3. Honestidade. A intimidade cresce conforme vamos percebendo que podemos confiar na outra pessoa e isso traz segurança. Sabemos que estamos em um campo seguro onde podemos ser nós mesmas sem ficar fazendo jogos ou manipulações.

4. Timing. Tudo acontece na hora certa. Há pessoas que em um primeiro momento podemos não suportar e criamos uma barreira intransponível e pré-conceitos que limitam a experiência de verdadeiramente conhecer o outro. Porém, timing é tudo. O jogo pode virar de uma hora para a outra. E, de repente, a pessoa mais distante e detestável, descobre-se tudo em comum e uma intimidade que parece de outras vidas, surge sem mais nem menos.

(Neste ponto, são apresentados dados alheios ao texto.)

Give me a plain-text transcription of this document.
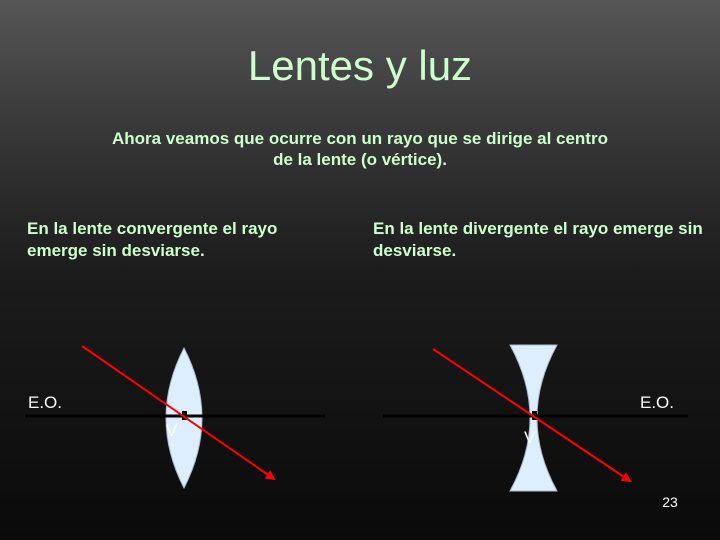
Lentes y luz
Ahora veamos que ocurre con un rayo que se dirige al centro de la lente (o vértice).
En la lente convergente el rayo emerge sin desviarse.
En la lente divergente el rayo emerge sin desviarse.
E.O.
V
E.O.
V
23
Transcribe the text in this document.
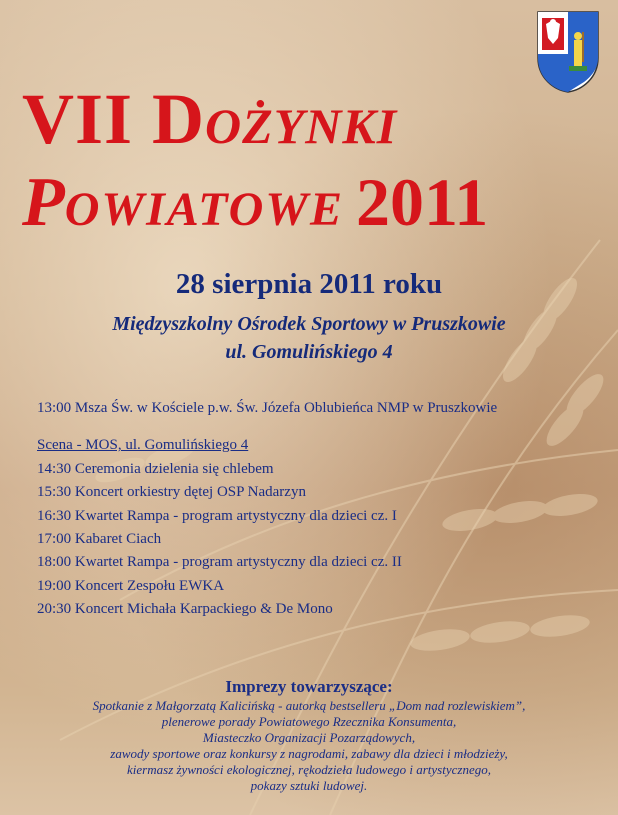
VII DOŻYNKI
POWIATOWE 2011
28 sierpnia 2011 roku
Międzyszkolny Ośrodek Sportowy w Pruszkowie
ul. Gomulińskiego 4
13:00 Msza Św. w Kościele p.w. Św. Józefa Oblubieńca NMP w Pruszkowie
Scena - MOS, ul. Gomulińskiego 4
14:30 Ceremonia dzielenia się chlebem
15:30 Koncert orkiestry dętej OSP Nadarzyn
16:30 Kwartet Rampa - program artystyczny dla dzieci cz. I
17:00 Kabaret Ciach
18:00 Kwartet Rampa - program artystyczny dla dzieci cz. II
19:00 Koncert Zespołu EWKA
20:30 Koncert Michała Karpackiego & De Mono
Imprezy towarzyszące:
Spotkanie z Małgorzatą Kalicińską - autorką bestselleru „Dom nad rozlewiskiem”,
plenerowe porady Powiatowego Rzecznika Konsumenta,
Miasteczko Organizacji Pozarządowych,
zawody sportowe oraz konkursy z nagrodami, zabawy dla dzieci i młodzieży,
kiermasz żywności ekologicznej, rękodzieła ludowego i artystycznego,
pokazy sztuki ludowej.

5. O comum. Ter coisas em comum nos faz ser íntimos de uma grande e variada gama de pessoas. Revelamos determinada parte de nós para uma determinada pessoa. E assim, vamos criando uma teia de pessoas que fazem parte da nossa “intimidade”. Sendo que nem todas sabem tudo sobre nós, apenas um fragmento. Mas, se juntarmos todas, encontraremos um quadro completo do que somos, espelhados pelas pessoas que escolhemos para este círculo íntimo e reservado.

6. Seleção. São poucas as pessoas com as quais queremos de verdade abrir nossa caixinha, nossas vidas, sonhos e pensamentos. A intimidade vai se construindo através de necessidades em comum, possibilidade de ajuda e auxílio mútuos, entendimento e compreensão, conforto e segurança, familiaridade, entre outras coisas. Isso não quer dizer, que só porque alguém é da família, vamos ser necessariamente íntimos por DNA. Há pessoas com quem convivemos poucos que acabam se tornando mais íntimos do que nossos próprios companheiros ou pais. Por quê?

7. Receio. Muitas vezes nos tornamos mais íntimos com alguém fora da nossa família ou do relacionamento afeito por receio de que a pessoa não nos aceite completamente se conhecer nossos defeitos e não somente nossas qualidades. Outras vezes, não damos a oportunidade de revelas quem somos aos nossos parceiros ou familiares creendo que não irão nos entender, que desejarão que sejamos do jeito que eles querem, mas nem sempre precisa ser assim.

8. Laços. Os laços que vamos criando pela vida transcende os de sangue. Laços fortes surgem de situações e momentos únicos que unem duas ou mais pessoas de uma forte, que pode ser muito mais forte e indestrutível que as famílias mais unidas.

9. Proximidade. Muitas vezes a intimidade é construida por conveniência. Duas ou mais pessoas se encontram em um determinado ambiente ou situação por um determinado período de tempo o que pode gerar uma falsa sensação de intimidade, que acaba no momento em que se separam. Como são os casos de cursos, trabalhos, retiros, faculdade, viagens ao exterior etc. Isso, não desmerece a intimidade que se compartilhou.

Podemos ter intimidades momentâneas, temporárias, passageiras, duradouras, eternas e de outras vidas. Laços se formas, laços se quebram. Pensamentos, desejos e segredos são compartilhados. Mas a intimidade só é verdadeira se for sincera, inteira e parceira, caso contrário, pode tornar-se um relacionamento manipulativo, onde finjo uma intimidade para conquistar ou alcançar alguma coisa ou alguém.